Then he swung round and strolled away, while Wisbech smiled in a fashion which suggested that he was pleased. It was some little time later when Nasmyth, pacing moodily over the white shingle beside the winding inlet, came upon Violet Hamilton sitting in the shadow of a great boulder. The girl’s light dress matched the rock’s pale tinting, and he did not see her until he was within a yard or two of her. He stopped abruptly, with a deepened colour in his face. Violet made a sign, which seemed to invite him to sit down, and he stretched himself out upon the shingle close in front of her.

“It is very hot in the house this afternoon, but it is cool and quiet here,” she observed.

Nasmyth glanced at the still water and the shadow that the pines which clung in the crevices flung athwart the dark rock’s side.

“Stillness sometimes means stagnation. Miss Hamilton,” he said.

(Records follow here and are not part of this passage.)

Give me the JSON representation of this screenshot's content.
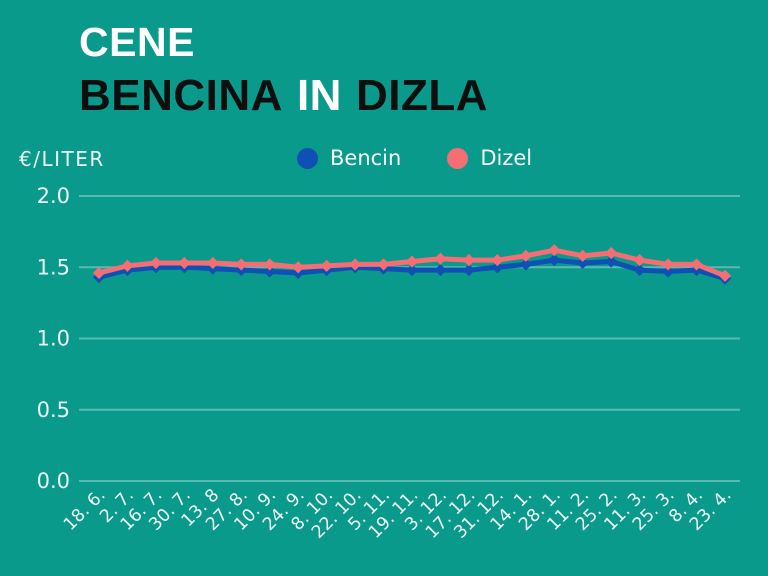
{
  "header": {
    "title_line1": "CENE",
    "title_line2_word1": "BENCINA",
    "title_line2_word2": "IN",
    "title_line2_word3": "DIZLA"
  },
  "colors": {
    "background": "#0a9a8b",
    "grid": "rgba(255,255,255,0.32)",
    "axis_text": "#edf7f5",
    "title_dark": "#0c0f0e",
    "title_light": "#ffffff"
  },
  "chart_data": {
    "type": "line",
    "title": "CENE BENCINA IN DIZLA",
    "ylabel": "€/LITER",
    "xlabel": "",
    "ylim": [
      0,
      2
    ],
    "yticks": [
      0,
      0.5,
      1,
      1.5,
      2
    ],
    "grid": true,
    "legend_position": "top-center",
    "marker": "diamond",
    "x": [
      "18. 6.",
      "2. 7.",
      "16. 7.",
      "30. 7.",
      "13. 8",
      "27. 8.",
      "10. 9.",
      "24. 9.",
      "8. 10.",
      "22. 10.",
      "5. 11.",
      "19. 11.",
      "3. 12.",
      "17. 12.",
      "31. 12.",
      "14. 1.",
      "28. 1.",
      "11. 2.",
      "25. 2.",
      "11. 3.",
      "25. 3.",
      "8. 4.",
      "23. 4."
    ],
    "series": [
      {
        "name": "Bencin",
        "color": "#0e50b4",
        "values": [
          1.43,
          1.48,
          1.5,
          1.5,
          1.49,
          1.48,
          1.47,
          1.46,
          1.48,
          1.5,
          1.49,
          1.48,
          1.48,
          1.48,
          1.5,
          1.52,
          1.55,
          1.53,
          1.54,
          1.48,
          1.47,
          1.48,
          1.42
        ]
      },
      {
        "name": "Dizel",
        "color": "#f56e73",
        "values": [
          1.46,
          1.51,
          1.53,
          1.53,
          1.53,
          1.52,
          1.52,
          1.5,
          1.51,
          1.52,
          1.52,
          1.54,
          1.56,
          1.55,
          1.55,
          1.58,
          1.62,
          1.58,
          1.6,
          1.55,
          1.52,
          1.52,
          1.44
        ]
      }
    ]
  }
}
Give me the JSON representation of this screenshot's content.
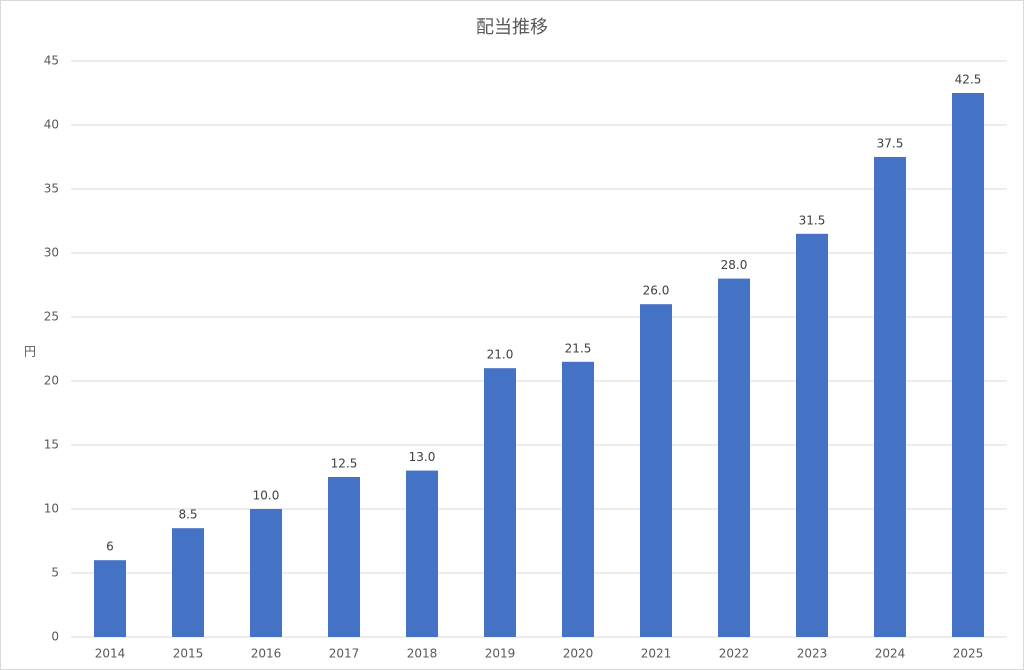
{
  "chart_data": {
    "type": "bar",
    "title": "配当推移",
    "y_label": "円",
    "categories": [
      "2014",
      "2015",
      "2016",
      "2017",
      "2018",
      "2019",
      "2020",
      "2021",
      "2022",
      "2023",
      "2024",
      "2025"
    ],
    "values": [
      6,
      8.5,
      10,
      12.5,
      13,
      21,
      21.5,
      26,
      28,
      31.5,
      37.5,
      42.5
    ],
    "value_labels": [
      "6",
      "8.5",
      "10.0",
      "12.5",
      "13.0",
      "21.0",
      "21.5",
      "26.0",
      "28.0",
      "31.5",
      "37.5",
      "42.5"
    ],
    "color": "#4472c4",
    "ylim": [
      0,
      45
    ],
    "yticks": [
      0,
      5,
      10,
      15,
      20,
      25,
      30,
      35,
      40,
      45
    ],
    "grid": true
  }
}
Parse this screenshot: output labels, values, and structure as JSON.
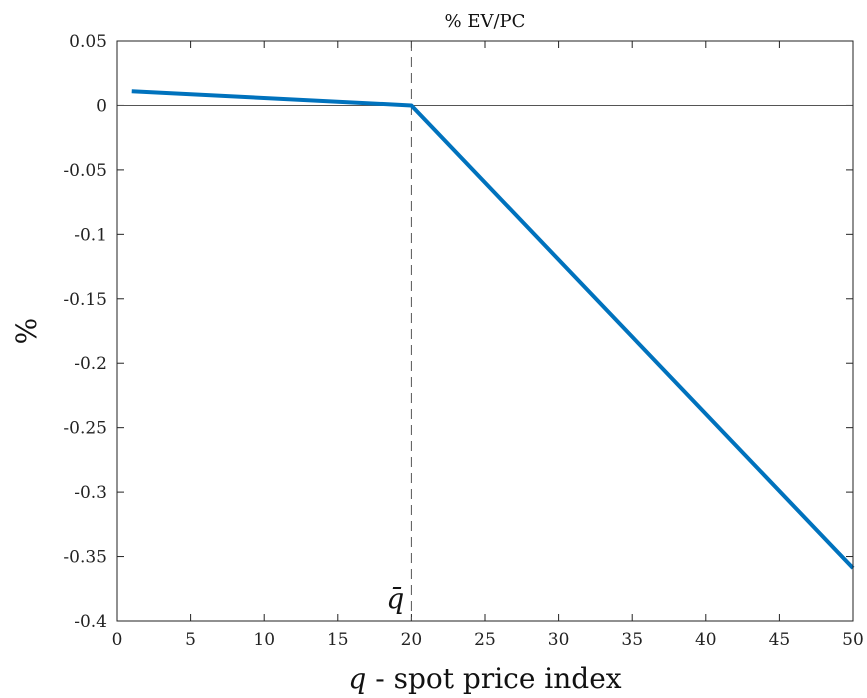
{
  "chart_data": {
    "type": "line",
    "title": "% EV/PC",
    "xlabel_var": "q",
    "xlabel_rest": " - spot price index",
    "ylabel": "%",
    "xlim": [
      0,
      50
    ],
    "ylim": [
      -0.4,
      0.05
    ],
    "xticks": [
      0,
      5,
      10,
      15,
      20,
      25,
      30,
      35,
      40,
      45,
      50
    ],
    "yticks": [
      0.05,
      0,
      -0.05,
      -0.1,
      -0.15,
      -0.2,
      -0.25,
      -0.3,
      -0.35,
      -0.4
    ],
    "xtick_labels": [
      "0",
      "5",
      "10",
      "15",
      "20",
      "25",
      "30",
      "35",
      "40",
      "45",
      "50"
    ],
    "ytick_labels": [
      "0.05",
      "0",
      "-0.05",
      "-0.1",
      "-0.15",
      "-0.2",
      "-0.25",
      "-0.3",
      "-0.35",
      "-0.4"
    ],
    "grid": false,
    "zero_line": 0,
    "vertical_ref": {
      "x": 20,
      "label": "q̄",
      "style": "dashed"
    },
    "series": [
      {
        "color": "#0072BD",
        "x": [
          1,
          20,
          50
        ],
        "y": [
          0.011,
          0.0,
          -0.359
        ]
      }
    ]
  }
}
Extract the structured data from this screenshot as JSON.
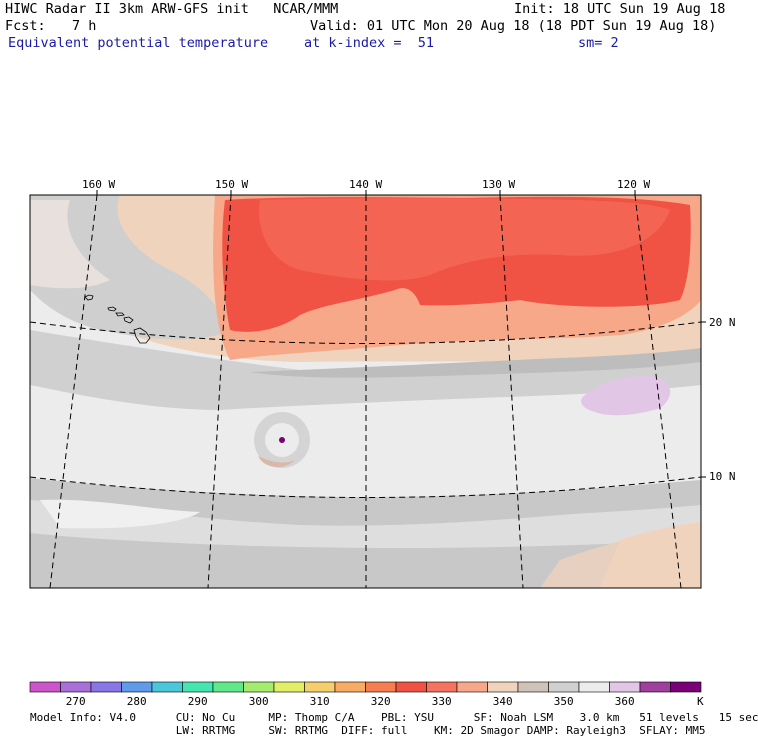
{
  "header": {
    "title": "HIWC Radar II 3km ARW-GFS init   NCAR/MMM",
    "init": "Init: 18 UTC Sun 19 Aug 18",
    "fcst_label": "Fcst:",
    "fcst_value": "7 h",
    "valid": "Valid: 01 UTC Mon 20 Aug 18 (18 PDT Sun 19 Aug 18)",
    "field": "Equivalent potential temperature",
    "kindex": "at k-index =  51",
    "smooth": "sm= 2"
  },
  "map": {
    "lon_labels": [
      "160 W",
      "150 W",
      "140 W",
      "130 W",
      "120 W"
    ],
    "lat_labels": [
      "20 N",
      "10 N"
    ]
  },
  "colorbar": {
    "colors": [
      "#cc55cc",
      "#aa6fd9",
      "#8876e6",
      "#5f9be9",
      "#4bc7d9",
      "#44e5b0",
      "#61e88a",
      "#a4ec6e",
      "#e1ef67",
      "#f5cf6e",
      "#f7ab63",
      "#f57e50",
      "#f05243",
      "#f5735e",
      "#f6a888",
      "#f0d3bd",
      "#cfc3b8",
      "#d0d0d0",
      "#ececec",
      "#e2c6e6",
      "#a0409e",
      "#7a0078"
    ],
    "labels": [
      "270",
      "280",
      "290",
      "300",
      "310",
      "320",
      "330",
      "340",
      "350",
      "360",
      "K"
    ]
  },
  "footer": {
    "line1": "Model Info: V4.0      CU: No Cu     MP: Thomp C/A    PBL: YSU      SF: Noah LSM    3.0 km   51 levels   15 sec",
    "line2": "                      LW: RRTMG     SW: RRTMG  DIFF: full    KM: 2D Smagor DAMP: Rayleigh3  SFLAY: MM5"
  }
}
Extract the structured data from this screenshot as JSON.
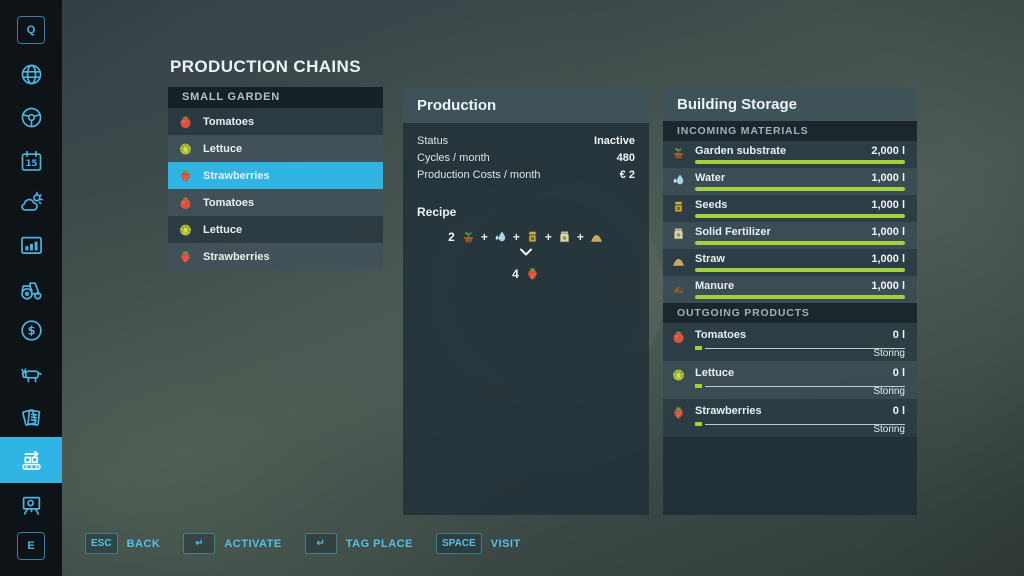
{
  "title": "PRODUCTION CHAINS",
  "sidebar": {
    "items": [
      {
        "name": "keycap-q",
        "type": "key",
        "label": "Q"
      },
      {
        "name": "map-icon",
        "type": "icon",
        "icon": "globe"
      },
      {
        "name": "garage-icon",
        "type": "icon",
        "icon": "steering-wheel"
      },
      {
        "name": "calendar-icon",
        "type": "icon",
        "icon": "calendar",
        "label": "15"
      },
      {
        "name": "weather-icon",
        "type": "icon",
        "icon": "weather"
      },
      {
        "name": "statistics-icon",
        "type": "icon",
        "icon": "bar-chart"
      },
      {
        "name": "vehicles-icon",
        "type": "icon",
        "icon": "tractor"
      },
      {
        "name": "finances-icon",
        "type": "icon",
        "icon": "dollar-coin"
      },
      {
        "name": "animals-icon",
        "type": "icon",
        "icon": "cow"
      },
      {
        "name": "contracts-icon",
        "type": "icon",
        "icon": "documents"
      },
      {
        "name": "production-chains-icon",
        "type": "icon",
        "icon": "conveyor",
        "active": true
      },
      {
        "name": "placeables-icon",
        "type": "icon",
        "icon": "easel"
      },
      {
        "name": "keycap-e",
        "type": "key",
        "label": "E"
      }
    ]
  },
  "chains": {
    "header": "SMALL GARDEN",
    "items": [
      {
        "label": "Tomatoes",
        "icon": "tomato",
        "selected": false
      },
      {
        "label": "Lettuce",
        "icon": "lettuce",
        "selected": false
      },
      {
        "label": "Strawberries",
        "icon": "strawberry",
        "selected": true
      },
      {
        "label": "Tomatoes",
        "icon": "tomato",
        "selected": false
      },
      {
        "label": "Lettuce",
        "icon": "lettuce",
        "selected": false
      },
      {
        "label": "Strawberries",
        "icon": "strawberry",
        "selected": false
      }
    ]
  },
  "production": {
    "title": "Production",
    "stats": [
      {
        "label": "Status",
        "value": "Inactive"
      },
      {
        "label": "Cycles / month",
        "value": "480"
      },
      {
        "label": "Production Costs / month",
        "value": "€ 2"
      }
    ],
    "recipe": {
      "label": "Recipe",
      "inputs": [
        {
          "qty": "2",
          "icon": "substrate",
          "name": "garden-substrate"
        },
        {
          "qty": "",
          "icon": "water",
          "name": "water"
        },
        {
          "qty": "",
          "icon": "seeds",
          "name": "seeds"
        },
        {
          "qty": "",
          "icon": "fertilizer",
          "name": "solid-fertilizer"
        },
        {
          "qty": "",
          "icon": "straw",
          "name": "straw"
        }
      ],
      "plus_sign": "+",
      "output": {
        "qty": "4",
        "icon": "strawberry",
        "name": "strawberries"
      }
    }
  },
  "storage": {
    "title": "Building Storage",
    "incoming_header": "INCOMING MATERIALS",
    "incoming": [
      {
        "label": "Garden substrate",
        "icon": "substrate",
        "value": "2,000 l",
        "fill": 100
      },
      {
        "label": "Water",
        "icon": "water",
        "value": "1,000 l",
        "fill": 100
      },
      {
        "label": "Seeds",
        "icon": "seeds",
        "value": "1,000 l",
        "fill": 100
      },
      {
        "label": "Solid Fertilizer",
        "icon": "fertilizer",
        "value": "1,000 l",
        "fill": 100
      },
      {
        "label": "Straw",
        "icon": "straw",
        "value": "1,000 l",
        "fill": 100
      },
      {
        "label": "Manure",
        "icon": "manure",
        "value": "1,000 l",
        "fill": 100
      }
    ],
    "outgoing_header": "OUTGOING PRODUCTS",
    "outgoing": [
      {
        "label": "Tomatoes",
        "icon": "tomato",
        "value": "0 l",
        "status": "Storing",
        "fill": 4
      },
      {
        "label": "Lettuce",
        "icon": "lettuce",
        "value": "0 l",
        "status": "Storing",
        "fill": 4
      },
      {
        "label": "Strawberries",
        "icon": "strawberry",
        "value": "0 l",
        "status": "Storing",
        "fill": 4
      }
    ]
  },
  "footer": {
    "buttons": [
      {
        "key": "ESC",
        "label": "BACK"
      },
      {
        "key": "↵",
        "label": "ACTIVATE"
      },
      {
        "key": "↵",
        "label": "TAG PLACE"
      },
      {
        "key": "SPACE",
        "label": "VISIT"
      }
    ]
  },
  "colors": {
    "accent": "#2fb4e4",
    "bar_green": "#a6cf3d",
    "sidebar_icon": "#4db4e2"
  }
}
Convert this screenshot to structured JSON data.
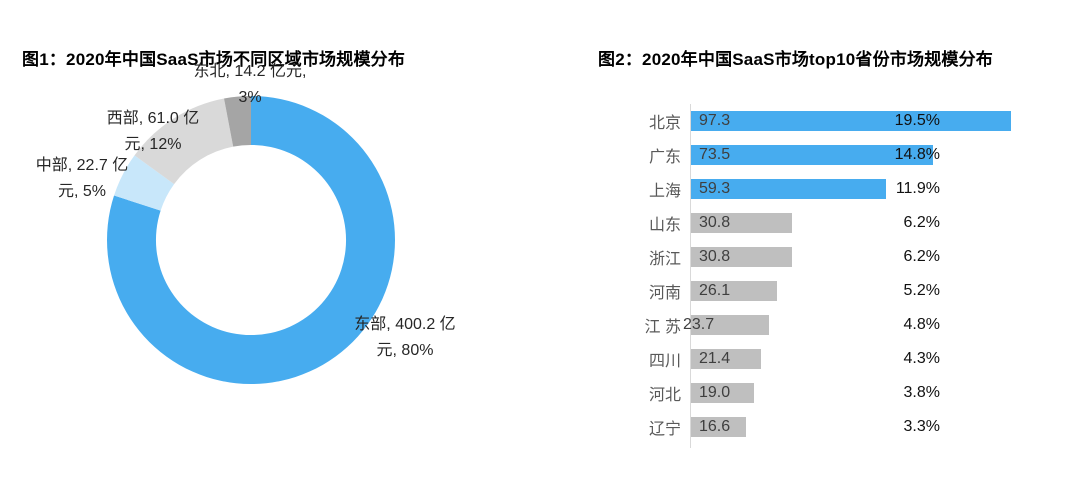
{
  "figure1": {
    "title": "图1：2020年中国SaaS市场不同区域市场规模分布"
  },
  "figure2": {
    "title": "图2：2020年中国SaaS市场top10省份市场规模分布"
  },
  "chart_data": [
    {
      "type": "pie",
      "subtype": "donut",
      "title": "图1：2020年中国SaaS市场不同区域市场规模分布",
      "unit": "亿元",
      "donut_hole_ratio": 0.66,
      "start_angle": "top",
      "direction": "clockwise",
      "slices": [
        {
          "label": "东部",
          "value": 400.2,
          "percent": 80,
          "color": "#47ACEF",
          "data_label_lines": [
            "东部, 400.2 亿",
            "元, 80%"
          ]
        },
        {
          "label": "中部",
          "value": 22.7,
          "percent": 5,
          "color": "#C8E7FA",
          "data_label_lines": [
            "中部, 22.7 亿",
            "元, 5%"
          ]
        },
        {
          "label": "西部",
          "value": 61.0,
          "percent": 12,
          "color": "#D9D9D9",
          "data_label_lines": [
            "西部, 61.0 亿",
            "元, 12%"
          ]
        },
        {
          "label": "东北",
          "value": 14.2,
          "percent": 3,
          "color": "#A5A5A5",
          "data_label_lines": [
            "东北, 14.2 亿元,",
            "3%"
          ]
        }
      ]
    },
    {
      "type": "bar",
      "orientation": "horizontal",
      "title": "图2：2020年中国SaaS市场top10省份市场规模分布",
      "xmax": 97.3,
      "highlight_color": "#47ACEF",
      "base_color": "#BFBFBF",
      "rows": [
        {
          "label": "北京",
          "value": "97.3",
          "num": 97.3,
          "percent": "19.5%",
          "color": "#47ACEF"
        },
        {
          "label": "广东",
          "value": "73.5",
          "num": 73.5,
          "percent": "14.8%",
          "color": "#47ACEF"
        },
        {
          "label": "上海",
          "value": "59.3",
          "num": 59.3,
          "percent": "11.9%",
          "color": "#47ACEF"
        },
        {
          "label": "山东",
          "value": "30.8",
          "num": 30.8,
          "percent": "6.2%",
          "color": "#BFBFBF"
        },
        {
          "label": "浙江",
          "value": "30.8",
          "num": 30.8,
          "percent": "6.2%",
          "color": "#BFBFBF"
        },
        {
          "label": "河南",
          "value": "26.1",
          "num": 26.1,
          "percent": "5.2%",
          "color": "#BFBFBF"
        },
        {
          "label": "江 苏",
          "value": "23.7",
          "num": 23.7,
          "percent": "4.8%",
          "color": "#BFBFBF",
          "value_shift": -16
        },
        {
          "label": "四川",
          "value": "21.4",
          "num": 21.4,
          "percent": "4.3%",
          "color": "#BFBFBF"
        },
        {
          "label": "河北",
          "value": "19.0",
          "num": 19.0,
          "percent": "3.8%",
          "color": "#BFBFBF"
        },
        {
          "label": "辽宁",
          "value": "16.6",
          "num": 16.6,
          "percent": "3.3%",
          "color": "#BFBFBF"
        }
      ]
    }
  ]
}
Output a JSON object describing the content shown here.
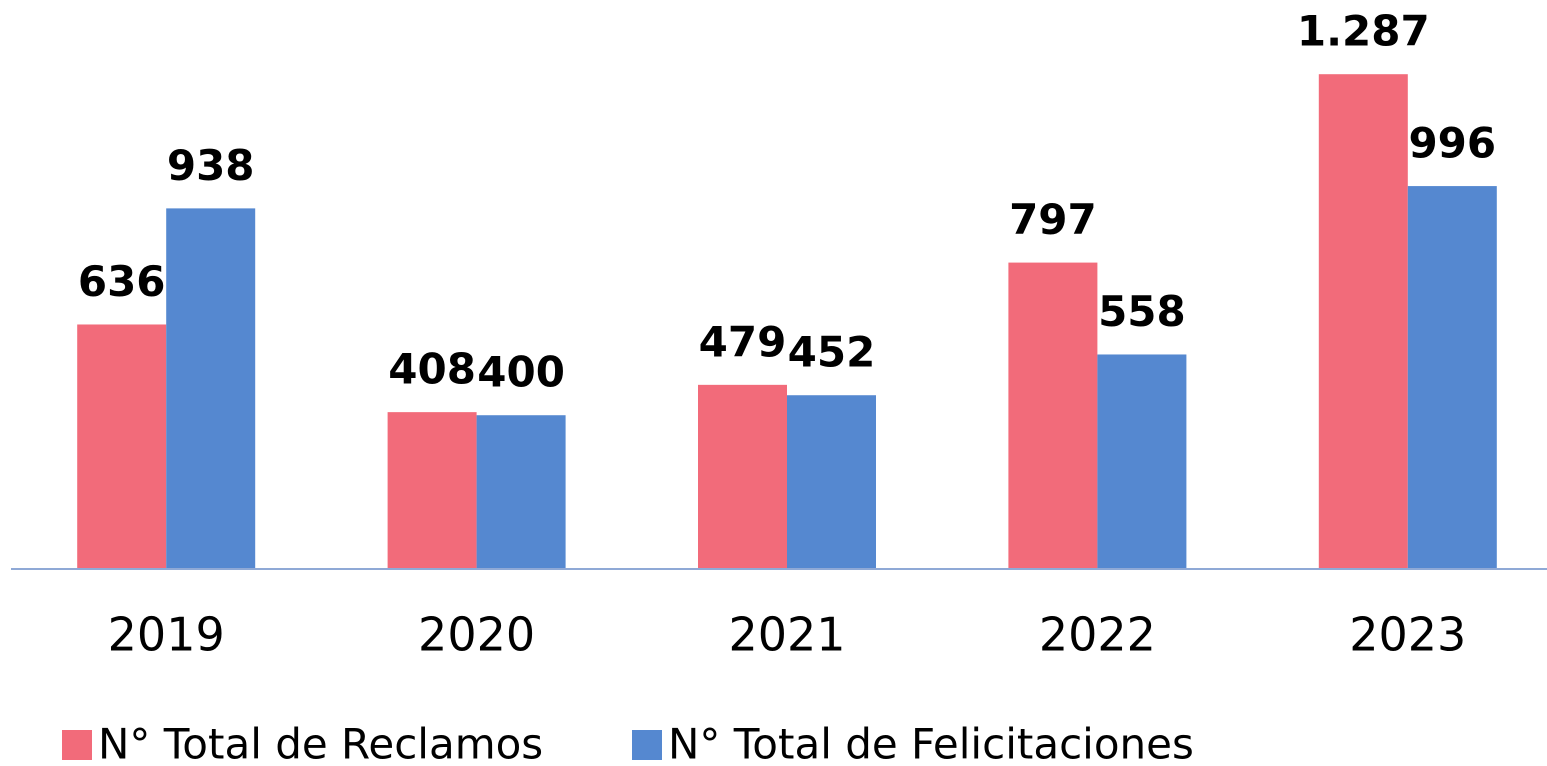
{
  "chart_data": {
    "type": "bar",
    "categories": [
      "2019",
      "2020",
      "2021",
      "2022",
      "2023"
    ],
    "series": [
      {
        "name": "N° Total de Reclamos",
        "color": "#f26b7a",
        "values": [
          636,
          408,
          479,
          797,
          1287
        ],
        "value_labels": [
          "636",
          "408",
          "479",
          "797",
          "1.287"
        ]
      },
      {
        "name": "N° Total de Felicitaciones",
        "color": "#5588d0",
        "values": [
          938,
          400,
          452,
          558,
          996
        ],
        "value_labels": [
          "938",
          "400",
          "452",
          "558",
          "996"
        ]
      }
    ],
    "ylim": [
      0,
      1480
    ],
    "legend": "bottom"
  }
}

The girl flashed a quick glance at him. “Well,” she rejoined, “I suppose it does; but, after all, that is a question we need not discuss. What were you thinking of so hard as you came along? You didn’t see me until you almost stepped upon my dress.”

“That,” said Nasmyth, with a laugh, “is proof that I was thinking very hard indeed. It’s not a thing I often indulge in, but I was thinking of the Bush.”

204

“You sometimes feel you would like to be back there?”

“No,” answered Nasmyth reflectively; “I suppose I ought to feel that, but I’m not sure that I do.”

“Ah,” Violet remarked, “you have told me a good deal at one time or another about your life and friends there, but I almost fancied now and then that you were keeping something back. After all”––and she smiled at him––“I suppose that would have been only natural.”